Rasgon picked up a point that many other analysts recognized, that Texas Instruments’ stock buybacks were lower than expected at $146 million over the quarter, suggesting that management didn’t think the stock was a good value.

“Overall, while we continue to admire how cleanly Texas Instruments sticks to their strategy, it is hard not to wonder somewhat about the setup from here, with the company likely more exposed than others to over-shipment risks, with headwinds to gross margin and [free cash flow] likely on the way, and with a valuation that remains elevated,” Rasgon said.

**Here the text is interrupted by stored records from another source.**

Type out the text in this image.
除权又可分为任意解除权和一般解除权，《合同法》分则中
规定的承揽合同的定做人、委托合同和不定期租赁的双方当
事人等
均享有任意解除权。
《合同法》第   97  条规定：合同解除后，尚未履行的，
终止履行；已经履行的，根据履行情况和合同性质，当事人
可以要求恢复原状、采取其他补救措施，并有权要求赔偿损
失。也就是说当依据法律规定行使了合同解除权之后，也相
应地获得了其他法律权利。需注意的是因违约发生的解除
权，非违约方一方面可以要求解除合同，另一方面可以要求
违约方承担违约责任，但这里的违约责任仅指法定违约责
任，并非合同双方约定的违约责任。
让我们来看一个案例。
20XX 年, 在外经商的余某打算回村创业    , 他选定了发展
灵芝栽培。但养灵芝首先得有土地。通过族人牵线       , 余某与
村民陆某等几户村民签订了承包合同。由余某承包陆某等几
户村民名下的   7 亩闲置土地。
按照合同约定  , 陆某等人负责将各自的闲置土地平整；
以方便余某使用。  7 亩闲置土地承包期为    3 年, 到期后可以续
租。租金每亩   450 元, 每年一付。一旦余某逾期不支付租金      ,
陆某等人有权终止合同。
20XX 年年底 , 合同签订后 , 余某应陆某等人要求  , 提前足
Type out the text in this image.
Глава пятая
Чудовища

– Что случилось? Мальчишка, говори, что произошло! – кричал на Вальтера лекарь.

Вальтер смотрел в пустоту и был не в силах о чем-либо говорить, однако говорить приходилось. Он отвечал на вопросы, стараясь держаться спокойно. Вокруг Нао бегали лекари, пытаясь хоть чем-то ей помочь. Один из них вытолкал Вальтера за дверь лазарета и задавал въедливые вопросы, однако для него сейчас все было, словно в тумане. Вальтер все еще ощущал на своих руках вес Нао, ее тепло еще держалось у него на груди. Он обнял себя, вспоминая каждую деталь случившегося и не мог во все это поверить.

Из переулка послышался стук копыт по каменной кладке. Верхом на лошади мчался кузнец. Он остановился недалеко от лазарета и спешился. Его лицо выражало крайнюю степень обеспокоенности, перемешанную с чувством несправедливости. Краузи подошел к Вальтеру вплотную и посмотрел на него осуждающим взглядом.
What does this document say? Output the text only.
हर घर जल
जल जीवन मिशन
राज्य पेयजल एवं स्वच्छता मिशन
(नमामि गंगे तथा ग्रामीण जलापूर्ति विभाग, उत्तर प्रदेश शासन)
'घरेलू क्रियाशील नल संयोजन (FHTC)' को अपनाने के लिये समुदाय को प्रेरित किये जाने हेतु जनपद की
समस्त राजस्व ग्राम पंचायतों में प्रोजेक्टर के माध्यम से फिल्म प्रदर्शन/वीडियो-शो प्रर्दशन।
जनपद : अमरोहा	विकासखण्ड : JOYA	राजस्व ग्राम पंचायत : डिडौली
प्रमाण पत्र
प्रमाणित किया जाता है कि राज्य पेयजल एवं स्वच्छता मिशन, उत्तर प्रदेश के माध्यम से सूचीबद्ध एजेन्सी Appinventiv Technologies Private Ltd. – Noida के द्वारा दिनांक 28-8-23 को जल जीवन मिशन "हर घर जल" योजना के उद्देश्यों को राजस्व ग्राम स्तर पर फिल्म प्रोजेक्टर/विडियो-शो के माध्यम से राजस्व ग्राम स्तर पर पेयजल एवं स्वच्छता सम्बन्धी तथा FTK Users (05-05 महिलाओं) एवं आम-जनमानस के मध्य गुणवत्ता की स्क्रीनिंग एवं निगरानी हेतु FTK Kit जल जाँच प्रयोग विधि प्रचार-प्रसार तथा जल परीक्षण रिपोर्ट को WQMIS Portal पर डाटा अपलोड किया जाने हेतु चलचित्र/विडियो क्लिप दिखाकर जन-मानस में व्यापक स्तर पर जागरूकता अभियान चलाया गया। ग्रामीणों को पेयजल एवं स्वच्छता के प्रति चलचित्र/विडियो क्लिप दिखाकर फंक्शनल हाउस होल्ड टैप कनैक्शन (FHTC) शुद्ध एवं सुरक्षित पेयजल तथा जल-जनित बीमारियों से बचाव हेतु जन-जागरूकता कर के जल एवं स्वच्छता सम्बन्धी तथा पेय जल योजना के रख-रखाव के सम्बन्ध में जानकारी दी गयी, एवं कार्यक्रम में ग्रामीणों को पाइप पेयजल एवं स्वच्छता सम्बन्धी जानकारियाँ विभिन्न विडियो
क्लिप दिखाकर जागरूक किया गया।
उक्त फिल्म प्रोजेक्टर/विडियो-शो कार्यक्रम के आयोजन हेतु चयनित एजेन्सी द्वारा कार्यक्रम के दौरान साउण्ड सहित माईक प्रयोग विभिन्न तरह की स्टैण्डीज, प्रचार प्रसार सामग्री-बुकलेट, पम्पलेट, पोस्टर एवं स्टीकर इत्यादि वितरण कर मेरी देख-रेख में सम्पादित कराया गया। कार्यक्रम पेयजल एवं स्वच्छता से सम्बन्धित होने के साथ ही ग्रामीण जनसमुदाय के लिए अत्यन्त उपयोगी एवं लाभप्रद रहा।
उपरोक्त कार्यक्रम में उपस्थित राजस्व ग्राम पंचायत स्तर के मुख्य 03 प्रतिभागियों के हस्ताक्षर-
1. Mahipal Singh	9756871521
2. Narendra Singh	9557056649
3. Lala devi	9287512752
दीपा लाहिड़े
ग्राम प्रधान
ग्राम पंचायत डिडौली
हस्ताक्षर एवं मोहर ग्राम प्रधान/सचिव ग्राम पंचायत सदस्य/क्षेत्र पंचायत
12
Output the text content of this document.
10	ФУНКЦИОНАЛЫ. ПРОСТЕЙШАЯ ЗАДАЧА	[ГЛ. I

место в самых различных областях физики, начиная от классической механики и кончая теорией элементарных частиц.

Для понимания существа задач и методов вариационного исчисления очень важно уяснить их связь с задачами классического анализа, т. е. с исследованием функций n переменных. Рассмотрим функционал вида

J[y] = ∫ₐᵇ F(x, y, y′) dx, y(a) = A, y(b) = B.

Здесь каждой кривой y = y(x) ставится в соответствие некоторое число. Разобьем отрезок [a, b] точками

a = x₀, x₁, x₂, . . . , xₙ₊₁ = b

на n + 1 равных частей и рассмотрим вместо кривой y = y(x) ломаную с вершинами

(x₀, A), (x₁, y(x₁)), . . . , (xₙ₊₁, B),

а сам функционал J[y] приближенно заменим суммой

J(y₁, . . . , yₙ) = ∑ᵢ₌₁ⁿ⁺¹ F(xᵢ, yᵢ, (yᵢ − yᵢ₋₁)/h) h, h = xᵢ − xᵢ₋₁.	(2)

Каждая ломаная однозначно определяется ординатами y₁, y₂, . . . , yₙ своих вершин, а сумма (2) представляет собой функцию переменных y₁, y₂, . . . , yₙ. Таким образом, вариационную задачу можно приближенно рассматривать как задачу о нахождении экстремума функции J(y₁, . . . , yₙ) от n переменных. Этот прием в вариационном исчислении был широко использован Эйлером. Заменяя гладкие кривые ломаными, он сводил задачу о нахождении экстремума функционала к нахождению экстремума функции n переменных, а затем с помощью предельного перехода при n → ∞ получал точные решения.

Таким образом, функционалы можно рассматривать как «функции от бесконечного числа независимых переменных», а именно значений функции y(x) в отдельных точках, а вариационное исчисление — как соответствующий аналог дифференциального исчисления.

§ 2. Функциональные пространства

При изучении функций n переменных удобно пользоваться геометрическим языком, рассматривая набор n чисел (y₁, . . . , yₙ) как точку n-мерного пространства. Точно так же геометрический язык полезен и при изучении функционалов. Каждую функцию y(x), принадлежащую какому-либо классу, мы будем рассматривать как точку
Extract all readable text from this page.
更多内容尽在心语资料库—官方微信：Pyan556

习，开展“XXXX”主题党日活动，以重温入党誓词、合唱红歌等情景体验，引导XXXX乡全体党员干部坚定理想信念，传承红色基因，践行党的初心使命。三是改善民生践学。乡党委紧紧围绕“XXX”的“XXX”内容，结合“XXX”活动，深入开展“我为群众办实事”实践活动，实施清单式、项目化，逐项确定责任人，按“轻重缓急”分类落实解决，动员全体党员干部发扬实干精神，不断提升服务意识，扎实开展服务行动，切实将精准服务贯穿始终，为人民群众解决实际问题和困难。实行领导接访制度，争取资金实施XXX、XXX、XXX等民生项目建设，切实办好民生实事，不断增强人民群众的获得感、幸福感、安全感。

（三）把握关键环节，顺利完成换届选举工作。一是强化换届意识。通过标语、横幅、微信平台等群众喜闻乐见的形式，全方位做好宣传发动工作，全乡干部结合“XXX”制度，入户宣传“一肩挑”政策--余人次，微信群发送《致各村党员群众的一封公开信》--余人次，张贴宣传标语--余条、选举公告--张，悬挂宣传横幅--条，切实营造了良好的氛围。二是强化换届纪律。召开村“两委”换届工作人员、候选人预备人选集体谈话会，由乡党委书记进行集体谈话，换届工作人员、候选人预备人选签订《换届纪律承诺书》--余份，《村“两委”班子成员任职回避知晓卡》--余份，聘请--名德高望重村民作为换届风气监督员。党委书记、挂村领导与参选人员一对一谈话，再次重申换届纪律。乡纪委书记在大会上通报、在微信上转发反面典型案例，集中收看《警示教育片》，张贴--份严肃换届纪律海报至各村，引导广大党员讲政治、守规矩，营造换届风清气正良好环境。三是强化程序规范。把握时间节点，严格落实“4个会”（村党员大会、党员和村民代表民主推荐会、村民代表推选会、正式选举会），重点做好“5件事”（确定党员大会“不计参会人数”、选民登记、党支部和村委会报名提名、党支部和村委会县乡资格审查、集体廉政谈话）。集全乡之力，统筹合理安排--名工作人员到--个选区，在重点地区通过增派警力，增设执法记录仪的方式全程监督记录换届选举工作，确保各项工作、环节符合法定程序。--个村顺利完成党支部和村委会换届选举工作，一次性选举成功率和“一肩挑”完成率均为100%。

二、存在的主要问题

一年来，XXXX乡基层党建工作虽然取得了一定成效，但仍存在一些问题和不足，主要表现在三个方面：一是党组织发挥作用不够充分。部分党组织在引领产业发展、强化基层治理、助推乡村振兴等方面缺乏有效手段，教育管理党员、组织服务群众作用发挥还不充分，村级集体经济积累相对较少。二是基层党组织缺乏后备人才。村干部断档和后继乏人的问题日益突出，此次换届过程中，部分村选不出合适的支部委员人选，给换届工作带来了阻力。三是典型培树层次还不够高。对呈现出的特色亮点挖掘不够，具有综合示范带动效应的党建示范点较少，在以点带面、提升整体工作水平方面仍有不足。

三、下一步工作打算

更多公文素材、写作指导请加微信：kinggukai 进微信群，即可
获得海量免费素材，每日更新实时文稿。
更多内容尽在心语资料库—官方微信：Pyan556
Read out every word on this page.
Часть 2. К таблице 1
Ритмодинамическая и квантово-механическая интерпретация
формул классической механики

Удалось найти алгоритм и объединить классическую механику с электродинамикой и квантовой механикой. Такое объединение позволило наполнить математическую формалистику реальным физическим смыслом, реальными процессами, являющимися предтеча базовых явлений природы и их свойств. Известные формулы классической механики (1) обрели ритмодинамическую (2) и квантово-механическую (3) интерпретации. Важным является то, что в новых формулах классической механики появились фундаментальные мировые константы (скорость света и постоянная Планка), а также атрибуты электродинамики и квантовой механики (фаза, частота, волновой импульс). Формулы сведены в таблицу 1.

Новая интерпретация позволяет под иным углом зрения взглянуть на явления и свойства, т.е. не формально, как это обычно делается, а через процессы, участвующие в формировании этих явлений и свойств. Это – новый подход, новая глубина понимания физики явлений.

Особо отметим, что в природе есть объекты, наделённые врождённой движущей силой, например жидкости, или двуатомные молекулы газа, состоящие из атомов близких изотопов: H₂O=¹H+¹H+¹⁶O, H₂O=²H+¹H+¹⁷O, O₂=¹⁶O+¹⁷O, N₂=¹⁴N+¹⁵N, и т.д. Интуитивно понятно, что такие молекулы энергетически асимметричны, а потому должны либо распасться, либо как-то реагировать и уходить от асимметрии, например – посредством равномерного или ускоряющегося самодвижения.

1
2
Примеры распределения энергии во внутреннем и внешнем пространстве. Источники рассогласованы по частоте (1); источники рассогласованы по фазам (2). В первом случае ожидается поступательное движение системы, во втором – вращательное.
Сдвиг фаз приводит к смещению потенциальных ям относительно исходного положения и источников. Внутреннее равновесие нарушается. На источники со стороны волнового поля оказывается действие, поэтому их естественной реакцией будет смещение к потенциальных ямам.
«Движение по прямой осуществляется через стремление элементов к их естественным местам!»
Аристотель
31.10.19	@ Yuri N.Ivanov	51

Evercore ISI analyst C.J. Muse, in a note titled “You get what you give,” called the conservative guidance “nonsensical.” Muse has an in-line rating and a $200 price target on the stock.

“Potentially this reflects TI just normalizing for outsized returns over the past 3 years or building a cash position for M&A, but could also highlight that TI is now trading at less of a discount to its internally calculated intrinsic value vs recent history — thus, if TI doesn’t want to buy its shares, why should we?” Muse said.

UBS analyst Timothy Arcuri, who has a neutral rating and a $195 price target, suspects that Texas Instruments management may have been reticent on details because the company “has a greater portion of its product on consignment.”

“While it didn’t call this out as a major factor, we have heard examples of customers holding back with Texas Instruments because of lack of availability of other components to complete a kit,” Arcuri said.

Of the 32 analysts who cover Texas Instruments, 14 have a buy rating, 13 have a hold rating, and five have a sell rating, according to FactSet, with an average price target of $203.91.